Он вернулся в свой кабинет. На улице уже был день – такой же серый и бесцветный, как и утро. Он сел за стол и механически выдвинул ящик. Его пальцы наткнулись на картонный прямоугольник. Он достал фотографию Лены Беляевой. Девушка на выцветшем снимке счастливо улыбалась осеннему солнцу. Улыбка из другого мира, из другой, неслучившейся жизни. Забытая фотография. Он действительно забыл о ней, увлекшись погоней за тенями наркоторговцев. Он забыл о настоящей причине, о том единственном, что имело смысл в этой истории. Не «машинка», не деньги, не наркотики. А эта улыбка.

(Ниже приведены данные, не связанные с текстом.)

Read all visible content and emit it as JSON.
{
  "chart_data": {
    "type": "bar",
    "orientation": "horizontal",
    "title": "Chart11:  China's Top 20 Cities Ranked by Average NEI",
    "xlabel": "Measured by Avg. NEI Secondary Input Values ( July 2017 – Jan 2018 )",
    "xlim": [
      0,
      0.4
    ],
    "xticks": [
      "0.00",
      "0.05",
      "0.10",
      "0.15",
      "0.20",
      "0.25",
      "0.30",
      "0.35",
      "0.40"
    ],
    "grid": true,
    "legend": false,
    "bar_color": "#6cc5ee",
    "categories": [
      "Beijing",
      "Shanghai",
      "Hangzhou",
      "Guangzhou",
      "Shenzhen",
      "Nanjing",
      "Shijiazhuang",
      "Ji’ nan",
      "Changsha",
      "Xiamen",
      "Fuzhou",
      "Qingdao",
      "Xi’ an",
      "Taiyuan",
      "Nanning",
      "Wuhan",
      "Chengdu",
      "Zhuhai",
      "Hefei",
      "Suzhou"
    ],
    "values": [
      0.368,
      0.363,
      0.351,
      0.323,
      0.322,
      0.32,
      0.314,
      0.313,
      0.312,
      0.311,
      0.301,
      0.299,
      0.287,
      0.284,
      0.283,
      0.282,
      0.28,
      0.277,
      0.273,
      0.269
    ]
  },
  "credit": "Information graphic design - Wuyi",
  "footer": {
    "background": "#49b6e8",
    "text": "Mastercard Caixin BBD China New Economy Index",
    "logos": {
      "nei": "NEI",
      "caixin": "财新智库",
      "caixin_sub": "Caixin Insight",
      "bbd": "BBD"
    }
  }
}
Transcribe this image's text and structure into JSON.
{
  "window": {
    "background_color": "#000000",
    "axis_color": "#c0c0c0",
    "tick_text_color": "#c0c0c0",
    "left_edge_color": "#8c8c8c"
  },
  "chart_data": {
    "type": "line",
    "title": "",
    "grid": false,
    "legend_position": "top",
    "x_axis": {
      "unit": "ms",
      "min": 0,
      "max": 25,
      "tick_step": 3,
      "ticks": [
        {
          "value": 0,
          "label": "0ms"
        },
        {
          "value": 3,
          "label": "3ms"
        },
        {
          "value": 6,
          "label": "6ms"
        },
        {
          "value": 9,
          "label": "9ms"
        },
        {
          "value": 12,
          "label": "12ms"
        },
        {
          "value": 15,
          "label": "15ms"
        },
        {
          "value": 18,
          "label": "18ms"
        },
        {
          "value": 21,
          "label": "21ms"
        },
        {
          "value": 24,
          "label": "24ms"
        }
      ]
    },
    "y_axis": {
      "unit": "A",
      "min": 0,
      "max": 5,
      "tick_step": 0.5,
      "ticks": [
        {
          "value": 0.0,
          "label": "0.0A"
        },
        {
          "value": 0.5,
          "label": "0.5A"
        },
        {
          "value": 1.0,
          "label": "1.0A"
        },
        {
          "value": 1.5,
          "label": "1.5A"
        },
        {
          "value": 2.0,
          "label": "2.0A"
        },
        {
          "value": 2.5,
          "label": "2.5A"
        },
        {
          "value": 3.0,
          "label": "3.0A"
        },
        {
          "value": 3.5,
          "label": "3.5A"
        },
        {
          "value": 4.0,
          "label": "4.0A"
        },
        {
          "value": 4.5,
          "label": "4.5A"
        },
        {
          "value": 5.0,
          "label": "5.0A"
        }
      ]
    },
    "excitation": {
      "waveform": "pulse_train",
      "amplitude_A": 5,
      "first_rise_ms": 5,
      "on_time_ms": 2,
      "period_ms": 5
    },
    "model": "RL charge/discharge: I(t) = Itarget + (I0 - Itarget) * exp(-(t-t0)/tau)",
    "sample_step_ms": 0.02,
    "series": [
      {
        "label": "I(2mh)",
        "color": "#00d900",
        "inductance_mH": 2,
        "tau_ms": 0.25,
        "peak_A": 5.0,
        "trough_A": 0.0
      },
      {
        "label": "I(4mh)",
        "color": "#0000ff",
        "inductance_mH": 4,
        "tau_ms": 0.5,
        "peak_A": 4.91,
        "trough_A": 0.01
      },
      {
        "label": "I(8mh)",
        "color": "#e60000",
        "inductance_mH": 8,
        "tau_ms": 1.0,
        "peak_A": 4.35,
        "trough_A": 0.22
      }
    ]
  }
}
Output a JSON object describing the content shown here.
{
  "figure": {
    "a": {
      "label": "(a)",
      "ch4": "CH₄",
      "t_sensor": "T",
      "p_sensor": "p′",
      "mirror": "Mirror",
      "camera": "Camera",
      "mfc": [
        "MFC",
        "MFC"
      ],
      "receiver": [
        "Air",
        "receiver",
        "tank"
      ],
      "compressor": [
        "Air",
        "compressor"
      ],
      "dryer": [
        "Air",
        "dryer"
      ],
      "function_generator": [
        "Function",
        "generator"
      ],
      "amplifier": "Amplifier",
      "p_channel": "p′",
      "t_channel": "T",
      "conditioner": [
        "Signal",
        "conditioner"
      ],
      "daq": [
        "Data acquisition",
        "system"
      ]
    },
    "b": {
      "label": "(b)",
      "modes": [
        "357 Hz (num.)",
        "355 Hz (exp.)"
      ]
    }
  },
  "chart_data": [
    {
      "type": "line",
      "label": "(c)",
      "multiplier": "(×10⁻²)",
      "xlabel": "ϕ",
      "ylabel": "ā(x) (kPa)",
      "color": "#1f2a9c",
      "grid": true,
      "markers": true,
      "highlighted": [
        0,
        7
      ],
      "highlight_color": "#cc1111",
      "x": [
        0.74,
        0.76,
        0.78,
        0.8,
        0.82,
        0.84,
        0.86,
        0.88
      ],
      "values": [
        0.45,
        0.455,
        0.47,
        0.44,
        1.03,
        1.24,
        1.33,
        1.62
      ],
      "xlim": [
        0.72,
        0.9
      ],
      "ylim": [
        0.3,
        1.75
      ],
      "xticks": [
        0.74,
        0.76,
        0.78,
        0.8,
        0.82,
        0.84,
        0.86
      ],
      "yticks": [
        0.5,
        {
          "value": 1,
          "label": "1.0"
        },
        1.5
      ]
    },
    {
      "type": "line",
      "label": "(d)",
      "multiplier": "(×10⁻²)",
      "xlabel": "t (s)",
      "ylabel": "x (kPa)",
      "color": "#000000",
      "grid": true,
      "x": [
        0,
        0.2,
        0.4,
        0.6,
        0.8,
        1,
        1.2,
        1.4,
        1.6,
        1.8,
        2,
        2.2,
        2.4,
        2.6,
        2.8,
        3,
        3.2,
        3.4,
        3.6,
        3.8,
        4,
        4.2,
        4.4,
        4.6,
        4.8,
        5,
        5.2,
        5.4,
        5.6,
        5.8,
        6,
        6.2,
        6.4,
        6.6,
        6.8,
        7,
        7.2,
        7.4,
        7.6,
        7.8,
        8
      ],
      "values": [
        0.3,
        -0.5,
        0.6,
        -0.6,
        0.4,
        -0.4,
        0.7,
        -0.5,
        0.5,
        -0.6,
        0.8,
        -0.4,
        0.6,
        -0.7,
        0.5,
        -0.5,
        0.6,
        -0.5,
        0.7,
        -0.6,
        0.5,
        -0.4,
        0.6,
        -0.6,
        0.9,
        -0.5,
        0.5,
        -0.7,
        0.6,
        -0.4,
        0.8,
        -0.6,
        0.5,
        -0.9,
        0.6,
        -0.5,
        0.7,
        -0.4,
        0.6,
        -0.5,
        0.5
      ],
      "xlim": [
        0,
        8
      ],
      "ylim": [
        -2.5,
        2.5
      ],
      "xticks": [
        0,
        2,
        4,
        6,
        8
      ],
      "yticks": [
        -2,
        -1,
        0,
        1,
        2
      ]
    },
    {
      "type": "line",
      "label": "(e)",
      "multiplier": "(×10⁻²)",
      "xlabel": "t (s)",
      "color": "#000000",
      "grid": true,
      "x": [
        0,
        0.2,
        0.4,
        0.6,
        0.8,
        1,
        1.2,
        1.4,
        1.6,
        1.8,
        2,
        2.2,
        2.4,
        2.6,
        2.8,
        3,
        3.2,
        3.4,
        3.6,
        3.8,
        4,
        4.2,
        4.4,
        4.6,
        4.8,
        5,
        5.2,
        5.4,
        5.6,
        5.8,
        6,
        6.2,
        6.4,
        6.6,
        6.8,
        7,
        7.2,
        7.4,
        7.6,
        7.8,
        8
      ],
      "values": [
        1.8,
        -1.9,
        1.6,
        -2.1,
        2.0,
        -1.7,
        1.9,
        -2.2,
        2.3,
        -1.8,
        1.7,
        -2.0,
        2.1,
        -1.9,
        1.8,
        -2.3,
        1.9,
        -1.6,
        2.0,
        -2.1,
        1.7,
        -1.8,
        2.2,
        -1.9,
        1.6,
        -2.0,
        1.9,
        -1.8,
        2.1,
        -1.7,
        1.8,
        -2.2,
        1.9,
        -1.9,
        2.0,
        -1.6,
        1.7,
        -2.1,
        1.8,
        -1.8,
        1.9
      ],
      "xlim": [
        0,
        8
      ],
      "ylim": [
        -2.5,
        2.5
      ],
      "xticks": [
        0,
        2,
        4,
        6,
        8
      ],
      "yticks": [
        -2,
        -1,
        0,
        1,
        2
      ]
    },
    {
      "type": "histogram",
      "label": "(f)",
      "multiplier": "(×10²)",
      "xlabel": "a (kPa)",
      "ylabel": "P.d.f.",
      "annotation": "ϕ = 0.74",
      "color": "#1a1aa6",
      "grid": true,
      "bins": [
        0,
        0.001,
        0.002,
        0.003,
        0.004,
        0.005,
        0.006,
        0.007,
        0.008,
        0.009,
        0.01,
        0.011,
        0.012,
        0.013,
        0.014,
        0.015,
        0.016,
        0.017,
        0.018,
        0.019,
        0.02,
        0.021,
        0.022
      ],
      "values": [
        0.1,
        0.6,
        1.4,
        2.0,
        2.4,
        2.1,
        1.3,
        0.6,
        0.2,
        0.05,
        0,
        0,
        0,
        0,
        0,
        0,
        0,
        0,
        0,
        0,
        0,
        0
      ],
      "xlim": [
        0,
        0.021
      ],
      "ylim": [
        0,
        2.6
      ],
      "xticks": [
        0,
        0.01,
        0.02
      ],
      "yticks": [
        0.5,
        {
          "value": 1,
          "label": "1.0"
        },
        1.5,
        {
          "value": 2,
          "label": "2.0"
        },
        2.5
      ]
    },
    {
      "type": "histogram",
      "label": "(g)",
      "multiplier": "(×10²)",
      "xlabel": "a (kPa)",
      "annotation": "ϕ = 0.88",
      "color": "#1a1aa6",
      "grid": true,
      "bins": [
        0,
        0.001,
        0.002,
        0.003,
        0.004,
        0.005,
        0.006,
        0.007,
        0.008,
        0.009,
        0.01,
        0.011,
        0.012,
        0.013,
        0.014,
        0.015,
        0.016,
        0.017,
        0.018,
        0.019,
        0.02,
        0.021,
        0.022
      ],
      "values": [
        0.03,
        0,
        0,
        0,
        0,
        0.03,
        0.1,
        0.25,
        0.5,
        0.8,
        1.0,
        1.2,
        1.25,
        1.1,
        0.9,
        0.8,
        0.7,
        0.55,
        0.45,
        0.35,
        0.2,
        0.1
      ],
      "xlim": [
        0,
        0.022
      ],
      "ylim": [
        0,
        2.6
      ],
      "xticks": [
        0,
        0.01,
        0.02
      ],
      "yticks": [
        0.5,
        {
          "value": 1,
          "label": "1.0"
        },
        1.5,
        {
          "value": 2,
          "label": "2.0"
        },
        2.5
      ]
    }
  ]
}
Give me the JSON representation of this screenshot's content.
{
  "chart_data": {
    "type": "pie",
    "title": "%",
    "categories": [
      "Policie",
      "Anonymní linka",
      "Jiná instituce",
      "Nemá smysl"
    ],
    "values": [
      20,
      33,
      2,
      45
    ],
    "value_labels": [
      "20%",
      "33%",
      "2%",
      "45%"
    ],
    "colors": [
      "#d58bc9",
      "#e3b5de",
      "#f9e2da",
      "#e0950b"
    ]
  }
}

Виктор Молчанов был сломлен не угрозами бандитов. Он был сломлен год назад, в тот день, когда умерла эта девушка. Он жил с чувством вины, с мыслью, что не успел, не спас. Зачем такому человеку ввязываться в опасные игры с наркоторговцами? Это не сходилось с его психологическим портретом. А вот история, которую он себе представлял сначала, подходила идеально. Какие-то люди, знавшие о его таланте инженера, заставили его работать на себя. Шантажом, угрозами. Заставили делать то, что он умел – чертить, рассчитывать, создавать точные механизмы. «Машинка». Степан не мог выдумать это слово. Взрывное устройство с часовым механизмом. Вот что это было. Куда более страшная и логичная версия, чем мифическая центрифуга для аптекаря-самоучки.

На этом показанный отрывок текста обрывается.